As I’d worked on the Asylums Map data during the previous week, I’d been reminded of some patterns which I thought might be nice to produce networks of: one of these patterns was the connections between asylums and their architects. I took a small sample of English asylums to work with, and produced a small network showing the overlap between architects and asylums. It’s a pretty rough visualisation, but it does pick out some of the major players in nineteenth-century asylum architecture - for example, Albert Edward Gough and John Giles, who worked together, and George Thomas Hine. Others, such as William Lambie Moffat, would pop up as more data is added to the network - Moffat designed the Stafforshire County Asylum in England, but later designed several Scottish asylums including the asylum at Montrose.

Pink nodes represent architects, green nodes represent asylums. Here, node size represents the ‘degree’ - i.e. how many connections the node has to others. I’d have liked to only apply this to the architects’ nodes.

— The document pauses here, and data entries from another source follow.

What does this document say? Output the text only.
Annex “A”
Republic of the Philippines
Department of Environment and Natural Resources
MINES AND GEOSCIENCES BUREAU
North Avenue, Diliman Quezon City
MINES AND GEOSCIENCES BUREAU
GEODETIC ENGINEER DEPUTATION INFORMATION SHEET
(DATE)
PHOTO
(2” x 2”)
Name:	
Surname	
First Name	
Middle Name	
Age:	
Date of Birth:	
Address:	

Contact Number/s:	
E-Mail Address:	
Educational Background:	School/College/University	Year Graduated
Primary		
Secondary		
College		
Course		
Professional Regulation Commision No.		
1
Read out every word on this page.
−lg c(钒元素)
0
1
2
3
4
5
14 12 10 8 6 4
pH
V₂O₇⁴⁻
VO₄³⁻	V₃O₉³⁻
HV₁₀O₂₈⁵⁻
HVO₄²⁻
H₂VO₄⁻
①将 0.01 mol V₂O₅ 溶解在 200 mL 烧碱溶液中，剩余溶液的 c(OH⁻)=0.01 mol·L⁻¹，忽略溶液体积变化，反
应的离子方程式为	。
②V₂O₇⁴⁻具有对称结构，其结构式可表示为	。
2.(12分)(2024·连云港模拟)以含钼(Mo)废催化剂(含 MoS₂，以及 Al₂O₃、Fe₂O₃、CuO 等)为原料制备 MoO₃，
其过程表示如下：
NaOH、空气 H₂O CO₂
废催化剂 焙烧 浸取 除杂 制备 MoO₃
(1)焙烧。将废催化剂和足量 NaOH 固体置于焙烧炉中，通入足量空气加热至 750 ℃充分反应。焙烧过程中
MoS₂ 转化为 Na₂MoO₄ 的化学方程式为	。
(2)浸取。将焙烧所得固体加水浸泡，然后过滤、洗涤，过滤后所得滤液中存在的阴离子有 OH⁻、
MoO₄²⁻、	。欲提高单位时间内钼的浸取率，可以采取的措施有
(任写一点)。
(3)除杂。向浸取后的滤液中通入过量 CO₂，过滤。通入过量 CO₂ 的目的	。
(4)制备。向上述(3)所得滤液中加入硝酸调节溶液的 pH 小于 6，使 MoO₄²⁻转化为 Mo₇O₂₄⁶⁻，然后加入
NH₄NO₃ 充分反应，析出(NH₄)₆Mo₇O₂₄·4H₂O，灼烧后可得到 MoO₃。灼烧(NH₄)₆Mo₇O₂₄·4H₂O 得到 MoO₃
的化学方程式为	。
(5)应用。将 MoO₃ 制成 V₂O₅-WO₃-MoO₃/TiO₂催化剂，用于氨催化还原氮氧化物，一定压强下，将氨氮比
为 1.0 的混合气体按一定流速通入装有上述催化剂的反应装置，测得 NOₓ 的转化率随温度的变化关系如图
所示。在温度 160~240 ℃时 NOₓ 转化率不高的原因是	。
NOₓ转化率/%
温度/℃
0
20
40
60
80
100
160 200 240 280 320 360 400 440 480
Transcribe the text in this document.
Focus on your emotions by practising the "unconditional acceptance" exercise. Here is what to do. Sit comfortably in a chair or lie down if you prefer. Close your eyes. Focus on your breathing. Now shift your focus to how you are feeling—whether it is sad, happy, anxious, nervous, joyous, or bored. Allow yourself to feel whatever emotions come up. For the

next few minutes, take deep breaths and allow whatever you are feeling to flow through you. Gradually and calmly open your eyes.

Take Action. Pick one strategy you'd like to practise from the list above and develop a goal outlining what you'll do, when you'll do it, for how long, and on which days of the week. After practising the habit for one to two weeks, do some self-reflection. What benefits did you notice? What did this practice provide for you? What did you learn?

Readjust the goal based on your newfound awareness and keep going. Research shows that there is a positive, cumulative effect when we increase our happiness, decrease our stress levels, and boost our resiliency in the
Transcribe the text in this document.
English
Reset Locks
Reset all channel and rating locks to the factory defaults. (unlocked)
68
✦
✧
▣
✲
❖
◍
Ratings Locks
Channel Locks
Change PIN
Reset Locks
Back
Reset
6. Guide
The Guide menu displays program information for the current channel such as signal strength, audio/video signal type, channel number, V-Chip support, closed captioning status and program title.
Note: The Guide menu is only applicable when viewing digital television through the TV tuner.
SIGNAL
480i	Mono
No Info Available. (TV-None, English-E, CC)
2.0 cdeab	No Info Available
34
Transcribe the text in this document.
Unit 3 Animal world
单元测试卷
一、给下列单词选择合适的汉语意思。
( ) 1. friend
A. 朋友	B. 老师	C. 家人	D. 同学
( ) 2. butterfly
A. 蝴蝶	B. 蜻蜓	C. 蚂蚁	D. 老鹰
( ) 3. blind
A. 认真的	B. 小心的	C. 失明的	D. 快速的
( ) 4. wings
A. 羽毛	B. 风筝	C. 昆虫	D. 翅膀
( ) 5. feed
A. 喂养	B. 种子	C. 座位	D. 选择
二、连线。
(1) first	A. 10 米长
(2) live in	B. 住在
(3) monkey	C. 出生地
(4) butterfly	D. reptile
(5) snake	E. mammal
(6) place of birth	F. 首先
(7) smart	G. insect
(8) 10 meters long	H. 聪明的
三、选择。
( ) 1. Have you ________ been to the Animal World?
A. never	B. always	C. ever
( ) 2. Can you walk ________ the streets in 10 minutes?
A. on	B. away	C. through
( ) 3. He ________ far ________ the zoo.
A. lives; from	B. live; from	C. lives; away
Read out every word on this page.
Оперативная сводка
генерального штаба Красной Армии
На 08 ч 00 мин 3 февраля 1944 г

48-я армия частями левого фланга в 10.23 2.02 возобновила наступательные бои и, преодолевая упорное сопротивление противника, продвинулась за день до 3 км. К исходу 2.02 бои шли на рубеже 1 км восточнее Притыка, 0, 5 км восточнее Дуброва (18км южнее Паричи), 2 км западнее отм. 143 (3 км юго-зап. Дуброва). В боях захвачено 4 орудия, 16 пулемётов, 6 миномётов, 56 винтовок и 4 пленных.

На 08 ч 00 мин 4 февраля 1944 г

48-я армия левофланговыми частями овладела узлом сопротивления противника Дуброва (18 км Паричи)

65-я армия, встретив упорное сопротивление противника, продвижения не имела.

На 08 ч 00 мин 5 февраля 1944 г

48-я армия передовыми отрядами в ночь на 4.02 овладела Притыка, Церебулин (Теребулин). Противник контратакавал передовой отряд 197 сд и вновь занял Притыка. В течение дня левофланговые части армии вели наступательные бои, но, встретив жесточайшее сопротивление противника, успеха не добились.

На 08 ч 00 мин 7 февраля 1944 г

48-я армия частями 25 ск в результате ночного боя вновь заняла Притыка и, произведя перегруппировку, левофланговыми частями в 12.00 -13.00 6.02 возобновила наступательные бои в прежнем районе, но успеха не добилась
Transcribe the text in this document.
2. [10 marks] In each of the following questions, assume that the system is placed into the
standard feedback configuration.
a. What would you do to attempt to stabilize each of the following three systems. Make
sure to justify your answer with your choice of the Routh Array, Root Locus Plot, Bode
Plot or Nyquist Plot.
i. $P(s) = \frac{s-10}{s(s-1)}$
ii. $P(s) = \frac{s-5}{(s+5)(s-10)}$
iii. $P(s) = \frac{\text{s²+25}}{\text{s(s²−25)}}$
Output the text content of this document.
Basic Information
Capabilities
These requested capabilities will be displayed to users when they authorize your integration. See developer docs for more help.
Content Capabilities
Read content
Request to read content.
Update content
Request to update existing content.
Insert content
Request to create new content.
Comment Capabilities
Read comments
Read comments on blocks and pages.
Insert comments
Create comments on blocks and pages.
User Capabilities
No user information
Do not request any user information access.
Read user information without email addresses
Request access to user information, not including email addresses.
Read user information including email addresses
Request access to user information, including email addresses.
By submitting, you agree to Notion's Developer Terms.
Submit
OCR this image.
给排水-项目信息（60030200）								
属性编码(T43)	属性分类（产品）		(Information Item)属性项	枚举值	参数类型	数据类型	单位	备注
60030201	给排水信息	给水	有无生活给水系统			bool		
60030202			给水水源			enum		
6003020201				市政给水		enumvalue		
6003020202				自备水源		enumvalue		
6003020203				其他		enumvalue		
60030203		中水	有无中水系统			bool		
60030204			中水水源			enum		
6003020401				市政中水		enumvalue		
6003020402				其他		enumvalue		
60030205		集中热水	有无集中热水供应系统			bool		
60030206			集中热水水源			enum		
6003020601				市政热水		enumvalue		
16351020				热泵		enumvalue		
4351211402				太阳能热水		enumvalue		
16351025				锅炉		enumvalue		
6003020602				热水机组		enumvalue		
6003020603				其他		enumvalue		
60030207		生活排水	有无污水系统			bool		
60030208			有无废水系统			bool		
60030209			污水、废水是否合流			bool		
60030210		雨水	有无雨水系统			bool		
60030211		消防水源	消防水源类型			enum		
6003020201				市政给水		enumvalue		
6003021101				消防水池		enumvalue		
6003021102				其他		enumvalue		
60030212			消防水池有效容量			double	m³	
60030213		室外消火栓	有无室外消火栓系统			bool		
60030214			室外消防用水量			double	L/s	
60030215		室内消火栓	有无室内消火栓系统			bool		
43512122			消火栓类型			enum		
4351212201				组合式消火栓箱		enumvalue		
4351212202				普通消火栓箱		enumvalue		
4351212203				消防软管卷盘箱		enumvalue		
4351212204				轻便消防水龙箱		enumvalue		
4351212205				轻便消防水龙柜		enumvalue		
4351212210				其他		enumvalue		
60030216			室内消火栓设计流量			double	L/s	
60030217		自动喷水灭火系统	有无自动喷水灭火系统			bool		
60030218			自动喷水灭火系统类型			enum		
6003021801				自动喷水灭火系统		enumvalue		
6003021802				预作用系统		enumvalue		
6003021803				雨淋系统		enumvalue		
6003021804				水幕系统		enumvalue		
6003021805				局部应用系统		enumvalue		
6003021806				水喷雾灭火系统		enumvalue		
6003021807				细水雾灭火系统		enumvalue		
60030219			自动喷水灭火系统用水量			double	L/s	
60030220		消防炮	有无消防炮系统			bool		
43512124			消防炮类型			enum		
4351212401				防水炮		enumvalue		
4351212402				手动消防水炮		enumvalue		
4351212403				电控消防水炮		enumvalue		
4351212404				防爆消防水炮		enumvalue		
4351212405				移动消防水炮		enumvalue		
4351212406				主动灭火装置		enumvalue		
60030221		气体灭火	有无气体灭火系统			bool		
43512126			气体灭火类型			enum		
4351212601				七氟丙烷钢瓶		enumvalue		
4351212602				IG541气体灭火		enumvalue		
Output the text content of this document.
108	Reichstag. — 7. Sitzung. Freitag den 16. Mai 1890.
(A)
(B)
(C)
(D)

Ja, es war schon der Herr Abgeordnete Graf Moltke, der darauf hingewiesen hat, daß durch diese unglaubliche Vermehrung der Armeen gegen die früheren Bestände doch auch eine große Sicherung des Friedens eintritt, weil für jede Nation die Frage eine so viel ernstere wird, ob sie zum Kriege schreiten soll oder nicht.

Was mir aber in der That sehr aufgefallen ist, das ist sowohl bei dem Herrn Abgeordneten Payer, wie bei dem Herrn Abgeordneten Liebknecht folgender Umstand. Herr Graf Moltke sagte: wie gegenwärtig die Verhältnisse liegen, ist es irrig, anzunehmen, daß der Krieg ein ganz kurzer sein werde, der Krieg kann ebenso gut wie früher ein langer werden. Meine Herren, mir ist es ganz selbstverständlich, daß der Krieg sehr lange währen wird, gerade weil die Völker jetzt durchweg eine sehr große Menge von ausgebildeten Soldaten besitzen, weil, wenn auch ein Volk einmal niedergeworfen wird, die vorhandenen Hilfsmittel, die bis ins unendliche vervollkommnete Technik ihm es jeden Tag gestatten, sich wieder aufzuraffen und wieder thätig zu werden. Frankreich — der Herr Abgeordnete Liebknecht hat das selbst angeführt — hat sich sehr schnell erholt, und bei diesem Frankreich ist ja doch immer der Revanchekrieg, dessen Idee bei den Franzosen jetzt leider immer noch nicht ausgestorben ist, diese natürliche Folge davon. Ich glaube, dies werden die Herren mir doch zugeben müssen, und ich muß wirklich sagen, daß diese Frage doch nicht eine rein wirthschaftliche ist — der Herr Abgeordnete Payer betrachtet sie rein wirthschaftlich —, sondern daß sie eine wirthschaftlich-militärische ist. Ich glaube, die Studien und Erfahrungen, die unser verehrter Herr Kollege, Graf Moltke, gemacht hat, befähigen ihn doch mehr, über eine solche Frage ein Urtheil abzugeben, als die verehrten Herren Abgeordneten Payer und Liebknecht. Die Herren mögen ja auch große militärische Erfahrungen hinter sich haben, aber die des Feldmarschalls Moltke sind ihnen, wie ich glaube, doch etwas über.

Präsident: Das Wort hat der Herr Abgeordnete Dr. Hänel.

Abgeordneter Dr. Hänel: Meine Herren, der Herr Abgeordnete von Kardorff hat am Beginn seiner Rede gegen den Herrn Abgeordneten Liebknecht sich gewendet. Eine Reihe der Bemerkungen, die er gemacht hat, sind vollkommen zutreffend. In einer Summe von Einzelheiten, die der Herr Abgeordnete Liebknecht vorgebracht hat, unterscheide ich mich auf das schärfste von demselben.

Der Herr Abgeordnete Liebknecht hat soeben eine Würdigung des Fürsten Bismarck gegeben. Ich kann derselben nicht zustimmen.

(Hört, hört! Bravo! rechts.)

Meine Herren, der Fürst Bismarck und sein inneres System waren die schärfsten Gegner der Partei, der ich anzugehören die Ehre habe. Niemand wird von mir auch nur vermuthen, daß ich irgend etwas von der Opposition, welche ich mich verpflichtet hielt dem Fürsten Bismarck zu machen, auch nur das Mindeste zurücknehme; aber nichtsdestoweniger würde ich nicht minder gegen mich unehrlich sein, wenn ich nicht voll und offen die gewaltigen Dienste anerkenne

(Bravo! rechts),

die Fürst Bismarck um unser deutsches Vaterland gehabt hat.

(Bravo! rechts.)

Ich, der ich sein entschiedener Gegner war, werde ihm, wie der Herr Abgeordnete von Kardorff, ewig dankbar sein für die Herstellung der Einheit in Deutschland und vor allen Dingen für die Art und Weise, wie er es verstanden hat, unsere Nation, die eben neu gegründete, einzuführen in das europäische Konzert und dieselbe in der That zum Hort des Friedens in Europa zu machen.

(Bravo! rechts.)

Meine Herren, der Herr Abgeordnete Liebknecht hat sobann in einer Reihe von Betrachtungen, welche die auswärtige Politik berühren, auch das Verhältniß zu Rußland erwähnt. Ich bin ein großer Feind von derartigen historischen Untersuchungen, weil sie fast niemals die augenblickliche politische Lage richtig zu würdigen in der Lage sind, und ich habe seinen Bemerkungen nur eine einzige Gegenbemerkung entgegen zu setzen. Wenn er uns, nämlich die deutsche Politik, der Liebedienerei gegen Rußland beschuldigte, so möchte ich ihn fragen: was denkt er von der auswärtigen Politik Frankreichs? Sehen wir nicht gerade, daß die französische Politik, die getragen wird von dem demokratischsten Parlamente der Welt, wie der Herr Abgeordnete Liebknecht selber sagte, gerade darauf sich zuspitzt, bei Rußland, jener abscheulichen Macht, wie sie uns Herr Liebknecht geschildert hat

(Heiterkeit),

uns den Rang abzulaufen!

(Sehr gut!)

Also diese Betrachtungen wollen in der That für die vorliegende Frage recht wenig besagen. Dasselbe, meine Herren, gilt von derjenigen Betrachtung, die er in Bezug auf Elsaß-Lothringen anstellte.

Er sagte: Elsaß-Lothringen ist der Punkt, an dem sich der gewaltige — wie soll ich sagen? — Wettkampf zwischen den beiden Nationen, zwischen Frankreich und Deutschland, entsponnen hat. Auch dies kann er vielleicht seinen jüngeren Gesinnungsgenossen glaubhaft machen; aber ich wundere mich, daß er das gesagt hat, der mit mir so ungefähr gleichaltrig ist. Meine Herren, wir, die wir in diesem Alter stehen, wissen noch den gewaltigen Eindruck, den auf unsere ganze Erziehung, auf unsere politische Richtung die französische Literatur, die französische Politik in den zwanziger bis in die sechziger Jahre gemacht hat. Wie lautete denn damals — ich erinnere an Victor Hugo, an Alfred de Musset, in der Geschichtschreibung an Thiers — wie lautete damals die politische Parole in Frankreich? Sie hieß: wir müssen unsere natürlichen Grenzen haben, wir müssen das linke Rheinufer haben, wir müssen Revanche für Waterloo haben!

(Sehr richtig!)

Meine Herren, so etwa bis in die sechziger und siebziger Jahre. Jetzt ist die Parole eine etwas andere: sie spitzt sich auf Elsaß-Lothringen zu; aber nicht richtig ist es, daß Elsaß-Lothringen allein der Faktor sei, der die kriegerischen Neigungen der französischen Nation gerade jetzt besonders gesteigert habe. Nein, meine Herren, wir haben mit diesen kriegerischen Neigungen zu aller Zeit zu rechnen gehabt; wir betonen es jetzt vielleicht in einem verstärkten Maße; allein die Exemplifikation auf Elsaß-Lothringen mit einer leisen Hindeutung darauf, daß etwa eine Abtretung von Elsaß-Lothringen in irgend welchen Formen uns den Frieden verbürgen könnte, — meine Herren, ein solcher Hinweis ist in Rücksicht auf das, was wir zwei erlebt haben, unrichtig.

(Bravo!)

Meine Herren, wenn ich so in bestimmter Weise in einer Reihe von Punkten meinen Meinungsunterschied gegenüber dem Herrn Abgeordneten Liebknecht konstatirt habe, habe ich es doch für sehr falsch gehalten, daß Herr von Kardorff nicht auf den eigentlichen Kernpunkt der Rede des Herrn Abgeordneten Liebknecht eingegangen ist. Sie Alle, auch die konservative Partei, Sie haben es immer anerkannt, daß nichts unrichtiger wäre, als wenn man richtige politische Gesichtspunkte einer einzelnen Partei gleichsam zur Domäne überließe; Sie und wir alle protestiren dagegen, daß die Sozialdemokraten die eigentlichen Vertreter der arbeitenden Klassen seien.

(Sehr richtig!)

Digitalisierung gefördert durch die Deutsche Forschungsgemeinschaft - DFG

My next plan is working on visualising the network of asylum libraries. Which periodicals, books and authors pop up most frequently in asylum libraries? As I’m working with my data, I can pick out a few that I think will be influential (Scottish asylums are stuffed full of Walter Scott) - but it’ll be interesting to run some analysis on the data too.

Many thanks to the DHSI organisers, our generous instructors, and the community who made it a productive couple of weeks!